Fino alla metà del 1800 infatti, era di uso comune considerare queste specie dimenticate una vera e propria risorsa alimentare. Le famiglie contadine conoscevano bene questa risorsa e nella stagione propizia mandavano i bambini alla ricerca di questo pasto quotidiano. Chi non ha ben chiara l’immagine di una persona anziana china su un campo a “far cicoria” o con un bel mazzo di asparagina selvatica tra le mani?
C’era un tempo in cui con le erbe si curava tutto, dal raffreddore al mal di testa, dalle intolleranze alle pene d’amore e tali preziosi saperi venivano tramandati di generazione in generazione con naturalezza implicita ma fondamentale.
Nella realtà odierna non è più necessario spingersi alla raccolta delle erbe per nutrirsi, ma il piacere nel procurarsi qualcosa di “naturale”, di scovarlo sul ciglio di un paesaggio incontaminato, soddisfa appieno quel desiderio di ritorno alle origini di cui l’uomo del presente ha sempre un più marcato desiderio.

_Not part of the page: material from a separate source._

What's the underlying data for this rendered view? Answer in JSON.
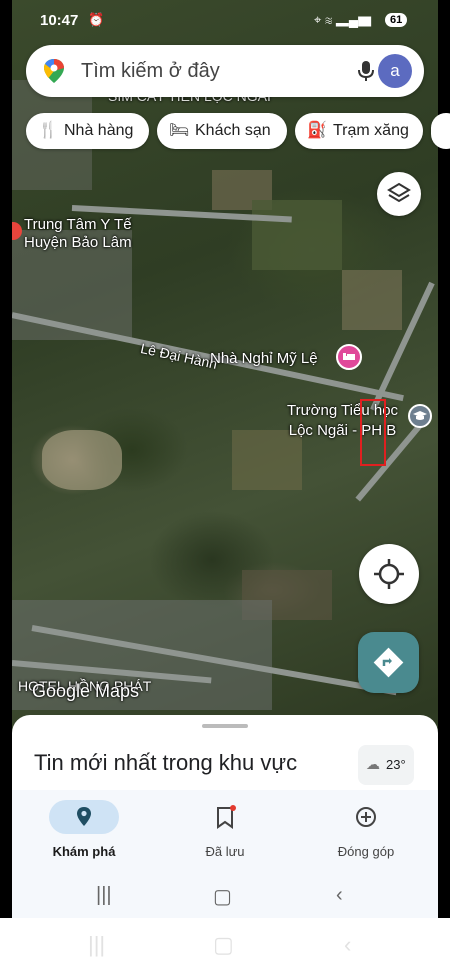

Una passeggiata nei boschi a scovare funghi o a raccogliere erbe spontanee ci consente di riavvicinarci alla bellezza e alla ricchezza dell’ambiente e, con le dovute attenzioni, di preservarne la biodiversità, offrendoci l’opportunità di guardare con occhi diversi alla vegetazione che ci circonda e di viaggiare a ritroso nel tempo, immaginando chi prima di noi ha compiuto gli stessi gesti e provato la stessa soddisfazione per il suo pregiato raccolto.
Sono tante le piante ad uso alimentare entrate nella nostra dieta che meritano una attenzione speciale, nel Lazio in particolare i campi sono ancora ricchi di asparagina selvatica, di borragine, di finocchietto selvatico, cicorie e papaveri, ortiche e portulaca, crescione e tarassaco, amaranto e costa d’asino, che insieme a molte altre specie selvatiche si rivelano, oggi come allora, ottimi ingredienti per minestre, frittate, risotti, insalate crude e cotte utili per una sana e gustosa alimentazione.
Buone, belle e colorate, ricche di principi nutritivi, gratuite e altamente remunerative (il costo al dettaglio può oscillare tra i 10 e i 30 euro al kg) le erbe spontanee, così come i fiori eduli, sono ormai divenuti di moda, e non è la crisi il vero movente, piuttosto la voglia di tornare alla natura ed ai sapori autentici che spinge privati, negozi specializzati e ristoranti, ad una sempre più crescente ricerca e divulgazione.
E mentre nascono dall’intuito di agricoltori e associazioni corsi più o meno professionali di riconoscimento di queste preziose erbe, anche l’innovazione tecnologica contribuisce a soddisfare tale desiderio di informazione, mettendo sulle piattaforme web modernissime App in grado di riconoscere con il semplice gesto di scattare una foto ogni tipo di pianta, mettendo bene in guardia il novello raccoglitore dalle specie “sosia”, erbe del tutto simili alle spontanee commestibili, ma per loro natura tossiche e pericolose.
Non c’è nulla da stupirsi quindi se durante una passeggiata nel parco sotto casa si incrocia lo sguardo di una signora intenta a fotografare, annusare e poi raccogliere un fiorellino di tarassaco da aggiungere all’insalata, o se in una serata mondana per le vie del centro ci viene servito un cocktail impreziosito dai teneri fiori blu della borragine. Via libera dunque alla ricerca sapiente di erbette e fiori buoni, non solo per stupire i nostri ospiti, ma per curare, nutrire, coccolare corpo e anima con i preziosi doni che la natura ci regala.